Salah satu pondasi kemajuan bagi suatu negara merupakan pembangunan infrastruktur yang merata pada semua kawasannya, terutama pada negara-negara berkembang misalnya Indonesia. Ketersediaan infrastruktur bisa membuka jalur distribusi baru ke lokasi-lokasi yang sebelumnya sulit dijangkau, sebagai akibatnya roda ekonomi bisa bergerak secara maksimal.
Tantangan Industri Baja
Pemerataan infrastruktur tidak bisa bergantung sepenuhnya dalam peran pemerintah. Untuk mendukung upaya tadi, diharapkan pula peran aktif para pelaku bisnis pada industri besi dan baja pada negeri. Hanya saja, industri baja tengah dihadapi tantangan berfokus terkait kenaikan volume impor baja yang berlangsung sejak tahun lalu.
Badan Pusat Statistik (BPS) mencatat kenaikan impor baja sampai 23 % menurut 3,9 juta ton dalam 2020 mencapai 4,8 juta ton dalam tahun 2021. Temuan ini juga sempat sebagai topik pembahasan primer dalam lembaga obrolan antara Himpunan Pengusaha Muda Indonesia (HIPMI) menggunakan The Indonesian Iron & Steel Industry Association (IISIA) beberapa ketika lalu.
Maraknya impor baja telah banyak dikeluhkan oleh pengusaha baja lokal pada Indonesia. HIPMI juga turut menyayangkan produk baja impor membanjiri pasar pada negeri, mengingat syarat misalnya ini berpotensi Mengganggu tatanan pasar dan bisa berimplikasi negatif terhadap iklim investasi.
Upaya pengamanan misalnya technical barrier sangat diharapkan buat membendung gempuran produk impor, termasuk penerapan Standar Nasional Indonesia (SNI) buat produk baja secara inklusif menurut hulu ke hilir dan memenuhi Tingkat Komponen Dalam Negeri (TKDN) dengan memakai materialnya dalam proyek-proyek pemerintah.
Melakukan Konservasi
Salah satu upaya yang dilakukan Buk Liwa pada mengurangi efek lingkungan dalam industri baja adalah menggunakan cara melakukan perlindungan dalam proses produksi baja. Strategi ini dilakukan supaya efek dalam lingkungan kurang lebih bisa berkurang.
Aturan tentang pengupayaan perlindungan ini pun diatur pada Peraturan Pemerintah Nomor 70 dalam Tahun 2009 menjadi salah satu bagian menurut penerapan Undang Undang No. 30 Tahun 2007 tentang energi.
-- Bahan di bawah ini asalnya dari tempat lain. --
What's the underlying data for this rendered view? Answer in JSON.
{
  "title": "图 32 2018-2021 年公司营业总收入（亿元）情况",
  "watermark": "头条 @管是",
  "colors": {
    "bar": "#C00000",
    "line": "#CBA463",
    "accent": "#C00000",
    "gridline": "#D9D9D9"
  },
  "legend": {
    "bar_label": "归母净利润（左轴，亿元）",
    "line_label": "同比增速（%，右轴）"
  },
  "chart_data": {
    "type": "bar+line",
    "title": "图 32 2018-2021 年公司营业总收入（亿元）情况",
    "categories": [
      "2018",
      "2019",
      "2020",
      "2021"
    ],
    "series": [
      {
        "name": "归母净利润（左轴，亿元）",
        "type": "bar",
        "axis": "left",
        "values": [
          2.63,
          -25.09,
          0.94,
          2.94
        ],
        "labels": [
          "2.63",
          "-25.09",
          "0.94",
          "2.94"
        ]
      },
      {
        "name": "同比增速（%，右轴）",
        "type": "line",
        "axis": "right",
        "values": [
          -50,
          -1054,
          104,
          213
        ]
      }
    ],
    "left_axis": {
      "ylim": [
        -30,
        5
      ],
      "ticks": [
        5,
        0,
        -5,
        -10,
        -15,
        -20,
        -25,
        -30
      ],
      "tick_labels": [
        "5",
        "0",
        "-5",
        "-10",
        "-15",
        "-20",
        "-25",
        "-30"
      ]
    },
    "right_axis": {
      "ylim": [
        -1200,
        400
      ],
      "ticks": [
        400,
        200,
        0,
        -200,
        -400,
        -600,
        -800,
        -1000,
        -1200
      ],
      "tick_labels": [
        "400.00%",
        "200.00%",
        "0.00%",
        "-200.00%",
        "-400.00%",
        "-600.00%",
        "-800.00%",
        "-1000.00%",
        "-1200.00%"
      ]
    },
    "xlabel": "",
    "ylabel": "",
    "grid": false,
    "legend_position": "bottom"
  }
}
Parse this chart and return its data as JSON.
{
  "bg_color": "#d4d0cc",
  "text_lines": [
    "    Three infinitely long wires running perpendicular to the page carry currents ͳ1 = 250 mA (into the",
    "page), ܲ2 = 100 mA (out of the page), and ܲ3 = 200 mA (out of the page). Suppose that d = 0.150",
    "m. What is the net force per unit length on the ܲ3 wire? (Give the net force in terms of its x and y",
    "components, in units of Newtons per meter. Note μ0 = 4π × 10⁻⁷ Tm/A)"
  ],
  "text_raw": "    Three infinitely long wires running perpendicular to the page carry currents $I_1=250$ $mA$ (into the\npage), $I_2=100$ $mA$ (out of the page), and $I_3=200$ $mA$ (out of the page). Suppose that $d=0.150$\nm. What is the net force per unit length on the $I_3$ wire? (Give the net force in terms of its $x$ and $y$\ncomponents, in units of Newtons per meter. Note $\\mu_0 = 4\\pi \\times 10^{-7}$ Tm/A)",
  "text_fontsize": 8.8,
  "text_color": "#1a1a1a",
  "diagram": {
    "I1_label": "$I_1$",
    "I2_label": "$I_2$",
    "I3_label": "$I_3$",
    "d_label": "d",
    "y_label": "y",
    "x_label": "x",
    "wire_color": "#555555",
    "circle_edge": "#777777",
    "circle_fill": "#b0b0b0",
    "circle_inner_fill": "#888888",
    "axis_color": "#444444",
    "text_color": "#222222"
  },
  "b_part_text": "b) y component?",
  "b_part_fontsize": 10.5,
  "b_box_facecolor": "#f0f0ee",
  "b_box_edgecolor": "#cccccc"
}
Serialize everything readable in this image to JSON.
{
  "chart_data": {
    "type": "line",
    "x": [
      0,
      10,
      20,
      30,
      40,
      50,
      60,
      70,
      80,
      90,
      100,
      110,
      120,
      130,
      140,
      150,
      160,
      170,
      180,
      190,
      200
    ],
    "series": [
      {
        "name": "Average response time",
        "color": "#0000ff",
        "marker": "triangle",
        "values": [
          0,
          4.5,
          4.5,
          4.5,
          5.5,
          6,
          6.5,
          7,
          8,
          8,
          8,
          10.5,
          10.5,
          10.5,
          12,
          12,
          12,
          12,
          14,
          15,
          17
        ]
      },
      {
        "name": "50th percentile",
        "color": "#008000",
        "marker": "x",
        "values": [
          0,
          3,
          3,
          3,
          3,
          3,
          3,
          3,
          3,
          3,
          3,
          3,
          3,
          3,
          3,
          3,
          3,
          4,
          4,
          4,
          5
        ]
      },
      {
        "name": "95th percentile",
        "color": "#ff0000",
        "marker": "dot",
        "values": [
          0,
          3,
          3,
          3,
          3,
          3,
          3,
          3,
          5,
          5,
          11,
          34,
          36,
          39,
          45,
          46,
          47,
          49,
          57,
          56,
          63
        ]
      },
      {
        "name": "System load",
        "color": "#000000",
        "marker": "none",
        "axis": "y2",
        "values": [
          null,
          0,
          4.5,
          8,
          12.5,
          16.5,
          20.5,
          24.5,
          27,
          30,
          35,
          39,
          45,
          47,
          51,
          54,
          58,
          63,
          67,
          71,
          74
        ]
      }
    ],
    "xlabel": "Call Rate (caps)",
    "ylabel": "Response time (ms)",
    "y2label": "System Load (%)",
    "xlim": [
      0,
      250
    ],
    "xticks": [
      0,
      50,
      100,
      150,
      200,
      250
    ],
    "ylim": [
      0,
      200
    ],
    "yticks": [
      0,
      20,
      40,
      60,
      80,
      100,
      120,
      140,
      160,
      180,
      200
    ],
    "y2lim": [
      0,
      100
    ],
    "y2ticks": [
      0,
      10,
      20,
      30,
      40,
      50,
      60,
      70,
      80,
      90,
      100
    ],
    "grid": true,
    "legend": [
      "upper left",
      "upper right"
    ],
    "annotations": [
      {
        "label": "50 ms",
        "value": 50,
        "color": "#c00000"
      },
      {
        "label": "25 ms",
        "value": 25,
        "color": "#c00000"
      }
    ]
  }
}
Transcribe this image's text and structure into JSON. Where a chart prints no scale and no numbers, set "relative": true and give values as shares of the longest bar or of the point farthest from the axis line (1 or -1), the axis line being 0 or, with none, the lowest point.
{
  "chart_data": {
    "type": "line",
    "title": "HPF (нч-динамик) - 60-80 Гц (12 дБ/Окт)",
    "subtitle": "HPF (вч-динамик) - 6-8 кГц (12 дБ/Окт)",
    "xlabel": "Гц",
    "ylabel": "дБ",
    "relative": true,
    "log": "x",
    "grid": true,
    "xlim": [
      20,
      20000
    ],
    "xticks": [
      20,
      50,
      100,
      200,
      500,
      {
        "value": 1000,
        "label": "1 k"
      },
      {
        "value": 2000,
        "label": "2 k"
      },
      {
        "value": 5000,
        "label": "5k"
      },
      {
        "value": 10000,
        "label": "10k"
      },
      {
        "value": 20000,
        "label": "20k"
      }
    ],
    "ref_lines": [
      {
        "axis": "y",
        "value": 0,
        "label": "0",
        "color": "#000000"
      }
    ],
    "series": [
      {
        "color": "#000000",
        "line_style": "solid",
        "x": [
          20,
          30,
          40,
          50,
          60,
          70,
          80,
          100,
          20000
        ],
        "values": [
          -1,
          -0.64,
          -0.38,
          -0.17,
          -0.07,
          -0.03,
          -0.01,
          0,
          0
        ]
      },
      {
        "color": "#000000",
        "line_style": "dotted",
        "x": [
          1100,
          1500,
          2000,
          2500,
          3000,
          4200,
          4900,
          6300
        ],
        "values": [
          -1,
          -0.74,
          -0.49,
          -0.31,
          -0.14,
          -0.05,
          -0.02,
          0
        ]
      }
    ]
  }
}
Peraturan dan Undang Undang diatas mengatur peranan semua pengusaha, pemerintah, stakeholder dan rakyat menjadi bagian menurut penanggung jawab atas pengendalian gas karbon dan emisi pada Indonesia.
Menggunakan Emisi Karbon Seminimal Mungkin
Gas emisi sebagai penyebab primer gas tempat tinggal kaca mengalami peningkatan setiap tahunnya. Melihat hal tersebut, Buk Liwa mencoba buat mulai menerapkan taktik yang lebih green dan sustainable pada proses produksi baja pada perusahaan Gunung Prisma.
Perusahaan manufaktur pada Indonesia telah mulai menyadari akan pentingnya penggunaan emisi karbon seminim mungkin. Pengurangan emisi karbon ini bisa dicermati menurut jumlah produksi bijih besi yang menurun dalam tahun 2020 sebanyak 3,62 MT yang sebelumnya produksi bijih besi mencapai < 4 juta MT dalam tahun 2014 sampai akhir tahun 2020.
Memanfaatkan Energi Dengan Teknologi
Agar tujuan akhir pengurangan gas emisi dan perubahan iklim bisa dikendalikan, maka seluruh sektor yang terlibat pada industri baja wajib mulai memanfaatkan tenaga menggunakan cara menerapkan manajemen tenaga, penghematan dan efisiensi yang maksimal.
Penggunaan teknologi yang canggih dan inovatif bisa sebagai taktik ketika menghasilkan baja. Misalnya saja, menggunakan memakai batu bara ketika melepaskan karbon dioksida maka baja yang diproduksi akan lebih green dan sustainable. Memang tidak gampang menaruh solusi menurut tantangan dan pertarungan mengenai tenaga dan perubahan iklim. Namun, menggunakan taktik dan kolaborasi yang tepat, tujuan akhir pun akan lebih mudah tercapai.